O, how we joy to see your wit restor'd!
O, that once more you knew but what you are!
These fifteen years you have been in a dream;
Or, when you wak'd, so wak'd as if you slept.
SLY. These fifteen years! by my fay, a goodly nap.
But did I never speak of all that time?
FIRST SERVANT. O, yes, my lord, but very idle words;
For though you lay here in this goodly chamber,
Yet would you say ye were beaten out of door;
And rail upon the hostess of the house,
And say you would present her at the leet,
Because she brought stone jugs and no seal'd quarts.

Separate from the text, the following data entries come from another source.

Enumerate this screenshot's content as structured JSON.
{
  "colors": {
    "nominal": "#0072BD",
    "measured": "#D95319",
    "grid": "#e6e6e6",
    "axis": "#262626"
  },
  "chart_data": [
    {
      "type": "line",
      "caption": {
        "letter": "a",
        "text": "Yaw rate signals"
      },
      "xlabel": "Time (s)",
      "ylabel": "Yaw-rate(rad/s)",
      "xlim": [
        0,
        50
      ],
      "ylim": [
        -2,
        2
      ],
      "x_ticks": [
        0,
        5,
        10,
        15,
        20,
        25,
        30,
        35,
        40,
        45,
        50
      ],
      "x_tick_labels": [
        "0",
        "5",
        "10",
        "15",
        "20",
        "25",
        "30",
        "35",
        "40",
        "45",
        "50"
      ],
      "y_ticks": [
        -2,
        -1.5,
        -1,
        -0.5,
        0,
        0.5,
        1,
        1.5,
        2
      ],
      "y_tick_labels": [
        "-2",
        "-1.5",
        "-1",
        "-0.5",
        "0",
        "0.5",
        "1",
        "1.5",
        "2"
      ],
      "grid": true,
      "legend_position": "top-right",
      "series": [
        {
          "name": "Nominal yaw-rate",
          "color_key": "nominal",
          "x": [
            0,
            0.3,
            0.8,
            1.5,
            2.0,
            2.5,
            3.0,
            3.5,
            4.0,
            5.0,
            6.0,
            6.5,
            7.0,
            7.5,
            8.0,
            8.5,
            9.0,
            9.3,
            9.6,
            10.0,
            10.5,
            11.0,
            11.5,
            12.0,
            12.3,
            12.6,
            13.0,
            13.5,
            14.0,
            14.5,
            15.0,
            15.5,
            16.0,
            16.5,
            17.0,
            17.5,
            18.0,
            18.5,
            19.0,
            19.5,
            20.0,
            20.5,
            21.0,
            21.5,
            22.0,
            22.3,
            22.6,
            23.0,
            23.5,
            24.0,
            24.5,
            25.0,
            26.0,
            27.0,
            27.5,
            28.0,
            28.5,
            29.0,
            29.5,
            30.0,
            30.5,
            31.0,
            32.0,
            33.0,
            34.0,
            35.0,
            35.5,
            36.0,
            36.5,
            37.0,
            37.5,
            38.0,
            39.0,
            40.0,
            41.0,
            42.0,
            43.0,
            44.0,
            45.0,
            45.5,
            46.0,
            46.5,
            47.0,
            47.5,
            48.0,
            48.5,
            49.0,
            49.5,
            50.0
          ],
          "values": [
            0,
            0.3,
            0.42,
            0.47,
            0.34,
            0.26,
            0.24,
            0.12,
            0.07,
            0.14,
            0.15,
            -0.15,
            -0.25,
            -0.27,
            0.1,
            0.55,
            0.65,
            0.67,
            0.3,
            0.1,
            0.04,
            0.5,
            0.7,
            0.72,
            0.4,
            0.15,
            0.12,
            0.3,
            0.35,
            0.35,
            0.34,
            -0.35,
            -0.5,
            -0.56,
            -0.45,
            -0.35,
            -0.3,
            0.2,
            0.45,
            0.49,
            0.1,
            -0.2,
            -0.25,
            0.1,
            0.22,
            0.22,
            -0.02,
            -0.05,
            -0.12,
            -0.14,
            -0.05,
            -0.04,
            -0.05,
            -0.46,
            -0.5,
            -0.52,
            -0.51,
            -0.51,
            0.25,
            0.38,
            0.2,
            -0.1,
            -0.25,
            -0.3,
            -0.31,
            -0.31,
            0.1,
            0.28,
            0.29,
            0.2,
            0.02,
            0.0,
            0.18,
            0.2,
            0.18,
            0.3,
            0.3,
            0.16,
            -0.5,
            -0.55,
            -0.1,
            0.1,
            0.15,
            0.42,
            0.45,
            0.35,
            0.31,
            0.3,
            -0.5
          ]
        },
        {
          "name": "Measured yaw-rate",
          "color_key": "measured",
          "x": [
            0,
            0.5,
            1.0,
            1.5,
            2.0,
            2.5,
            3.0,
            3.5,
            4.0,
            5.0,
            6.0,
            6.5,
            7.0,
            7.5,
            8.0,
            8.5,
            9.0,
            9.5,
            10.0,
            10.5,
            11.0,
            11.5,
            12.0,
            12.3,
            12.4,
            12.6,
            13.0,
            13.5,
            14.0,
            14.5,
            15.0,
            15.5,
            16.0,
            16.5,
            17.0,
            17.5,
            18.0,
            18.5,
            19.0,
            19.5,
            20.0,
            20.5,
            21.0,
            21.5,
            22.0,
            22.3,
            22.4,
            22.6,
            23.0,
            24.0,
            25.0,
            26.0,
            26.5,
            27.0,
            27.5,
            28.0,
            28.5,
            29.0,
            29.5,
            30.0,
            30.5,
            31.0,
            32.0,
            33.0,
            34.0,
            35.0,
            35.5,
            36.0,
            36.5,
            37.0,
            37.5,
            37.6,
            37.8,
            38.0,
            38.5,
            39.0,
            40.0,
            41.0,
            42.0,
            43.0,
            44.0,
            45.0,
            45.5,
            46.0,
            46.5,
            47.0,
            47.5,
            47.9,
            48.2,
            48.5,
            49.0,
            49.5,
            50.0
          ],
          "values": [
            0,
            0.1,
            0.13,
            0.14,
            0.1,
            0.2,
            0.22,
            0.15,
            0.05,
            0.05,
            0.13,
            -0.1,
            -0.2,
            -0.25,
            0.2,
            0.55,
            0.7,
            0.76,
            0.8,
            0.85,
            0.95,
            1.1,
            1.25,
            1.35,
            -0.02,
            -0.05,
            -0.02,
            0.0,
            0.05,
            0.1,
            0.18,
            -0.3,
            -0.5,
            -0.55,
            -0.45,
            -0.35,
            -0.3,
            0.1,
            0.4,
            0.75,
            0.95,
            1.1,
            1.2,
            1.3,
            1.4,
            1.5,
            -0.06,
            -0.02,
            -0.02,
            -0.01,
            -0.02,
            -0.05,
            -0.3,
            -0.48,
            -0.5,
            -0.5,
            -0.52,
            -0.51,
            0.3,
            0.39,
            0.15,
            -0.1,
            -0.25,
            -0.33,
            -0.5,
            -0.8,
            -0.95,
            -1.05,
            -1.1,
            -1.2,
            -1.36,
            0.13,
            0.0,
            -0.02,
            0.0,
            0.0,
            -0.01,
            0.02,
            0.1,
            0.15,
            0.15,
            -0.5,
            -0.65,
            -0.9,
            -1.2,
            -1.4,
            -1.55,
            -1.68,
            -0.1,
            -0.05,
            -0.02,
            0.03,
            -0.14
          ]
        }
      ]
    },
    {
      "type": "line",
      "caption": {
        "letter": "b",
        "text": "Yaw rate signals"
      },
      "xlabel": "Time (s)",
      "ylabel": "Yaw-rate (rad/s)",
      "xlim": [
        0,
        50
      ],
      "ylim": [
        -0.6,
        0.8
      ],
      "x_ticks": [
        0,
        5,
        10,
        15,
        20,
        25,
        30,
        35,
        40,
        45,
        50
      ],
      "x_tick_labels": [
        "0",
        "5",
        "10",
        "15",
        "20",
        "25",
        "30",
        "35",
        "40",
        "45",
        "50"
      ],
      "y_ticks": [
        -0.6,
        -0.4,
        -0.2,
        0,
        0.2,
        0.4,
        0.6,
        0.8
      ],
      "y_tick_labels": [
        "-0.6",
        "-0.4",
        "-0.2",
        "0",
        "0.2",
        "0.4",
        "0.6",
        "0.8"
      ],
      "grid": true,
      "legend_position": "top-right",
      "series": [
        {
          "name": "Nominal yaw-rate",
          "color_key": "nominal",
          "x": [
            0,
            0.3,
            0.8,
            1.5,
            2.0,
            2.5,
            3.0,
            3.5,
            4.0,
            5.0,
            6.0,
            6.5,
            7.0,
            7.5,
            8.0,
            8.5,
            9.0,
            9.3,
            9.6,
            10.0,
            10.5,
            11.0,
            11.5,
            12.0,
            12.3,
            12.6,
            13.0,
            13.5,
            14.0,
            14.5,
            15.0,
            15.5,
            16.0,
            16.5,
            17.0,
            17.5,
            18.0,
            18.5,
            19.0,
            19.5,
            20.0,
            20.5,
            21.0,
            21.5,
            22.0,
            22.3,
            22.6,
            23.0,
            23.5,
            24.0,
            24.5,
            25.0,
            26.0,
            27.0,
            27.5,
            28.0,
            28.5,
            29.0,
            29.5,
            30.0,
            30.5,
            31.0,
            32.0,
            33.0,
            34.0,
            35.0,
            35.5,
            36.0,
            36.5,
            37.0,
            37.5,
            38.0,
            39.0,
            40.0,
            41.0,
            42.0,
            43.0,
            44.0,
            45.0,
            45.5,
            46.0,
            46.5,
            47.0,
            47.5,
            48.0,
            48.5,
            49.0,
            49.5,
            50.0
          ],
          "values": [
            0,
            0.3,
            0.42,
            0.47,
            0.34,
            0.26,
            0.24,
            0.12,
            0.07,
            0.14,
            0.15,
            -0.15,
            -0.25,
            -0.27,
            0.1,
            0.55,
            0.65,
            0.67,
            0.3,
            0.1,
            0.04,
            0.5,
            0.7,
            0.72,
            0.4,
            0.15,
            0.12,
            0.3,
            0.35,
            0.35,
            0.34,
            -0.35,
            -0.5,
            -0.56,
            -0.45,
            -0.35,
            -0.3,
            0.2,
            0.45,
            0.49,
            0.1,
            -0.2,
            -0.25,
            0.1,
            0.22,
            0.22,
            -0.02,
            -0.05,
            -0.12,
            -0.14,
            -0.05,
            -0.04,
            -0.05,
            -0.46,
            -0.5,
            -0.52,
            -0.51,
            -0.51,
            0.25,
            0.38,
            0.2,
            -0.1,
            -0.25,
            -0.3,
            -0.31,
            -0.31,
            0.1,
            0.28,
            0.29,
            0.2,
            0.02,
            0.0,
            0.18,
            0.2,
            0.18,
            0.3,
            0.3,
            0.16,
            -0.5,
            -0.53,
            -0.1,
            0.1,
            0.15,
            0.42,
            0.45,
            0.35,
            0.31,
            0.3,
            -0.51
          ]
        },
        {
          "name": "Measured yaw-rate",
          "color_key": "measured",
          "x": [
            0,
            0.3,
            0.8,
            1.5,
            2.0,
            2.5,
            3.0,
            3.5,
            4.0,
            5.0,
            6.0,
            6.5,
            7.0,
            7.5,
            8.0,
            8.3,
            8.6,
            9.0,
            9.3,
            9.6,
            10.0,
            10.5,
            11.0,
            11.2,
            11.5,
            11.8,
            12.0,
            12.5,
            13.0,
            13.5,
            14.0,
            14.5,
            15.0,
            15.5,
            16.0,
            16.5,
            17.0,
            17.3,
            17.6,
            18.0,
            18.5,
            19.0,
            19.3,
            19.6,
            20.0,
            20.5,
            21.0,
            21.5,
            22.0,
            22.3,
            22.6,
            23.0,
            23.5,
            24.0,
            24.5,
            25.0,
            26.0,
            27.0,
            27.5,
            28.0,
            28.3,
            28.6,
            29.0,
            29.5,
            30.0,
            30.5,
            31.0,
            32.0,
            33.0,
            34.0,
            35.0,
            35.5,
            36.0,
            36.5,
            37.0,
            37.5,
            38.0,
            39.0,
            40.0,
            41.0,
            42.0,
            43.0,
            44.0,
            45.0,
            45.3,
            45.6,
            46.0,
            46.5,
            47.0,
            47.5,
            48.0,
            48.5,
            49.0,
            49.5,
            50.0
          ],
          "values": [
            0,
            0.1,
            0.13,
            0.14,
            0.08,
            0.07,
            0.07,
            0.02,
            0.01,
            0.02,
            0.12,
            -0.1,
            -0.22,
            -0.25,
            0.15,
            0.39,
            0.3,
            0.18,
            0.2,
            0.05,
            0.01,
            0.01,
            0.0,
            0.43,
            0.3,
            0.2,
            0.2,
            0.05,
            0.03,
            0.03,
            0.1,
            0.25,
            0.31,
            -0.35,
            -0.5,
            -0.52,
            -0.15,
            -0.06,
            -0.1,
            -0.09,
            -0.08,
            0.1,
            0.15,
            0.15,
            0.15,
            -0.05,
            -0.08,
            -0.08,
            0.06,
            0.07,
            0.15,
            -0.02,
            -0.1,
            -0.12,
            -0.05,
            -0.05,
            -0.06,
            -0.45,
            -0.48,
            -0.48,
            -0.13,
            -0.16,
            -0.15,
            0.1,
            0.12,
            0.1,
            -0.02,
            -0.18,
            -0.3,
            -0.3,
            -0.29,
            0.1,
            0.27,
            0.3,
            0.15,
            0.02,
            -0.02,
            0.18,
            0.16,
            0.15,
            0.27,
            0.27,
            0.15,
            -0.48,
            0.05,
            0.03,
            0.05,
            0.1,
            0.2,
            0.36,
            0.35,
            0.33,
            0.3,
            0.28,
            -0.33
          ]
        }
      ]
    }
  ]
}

Sometimes you would call out for Cicely Hacket.
SLY. Ay, the woman's maid of the house.
THIRD SERVANT. Why, sir, you know no house nor no such maid,
Nor no such men as you have reckon'd up,
As Stephen Sly, and old John Naps of Greece,
And Peter Turph, and Henry Pimpernell;
And twenty more such names and men as these,
Which never were, nor no man ever saw.
SLY. Now, Lord be thanked for my good amends!
ALL. Amen.
Enter the PAGE as a lady, with ATTENDANTS
SLY. I thank thee; thou shalt not lose by it.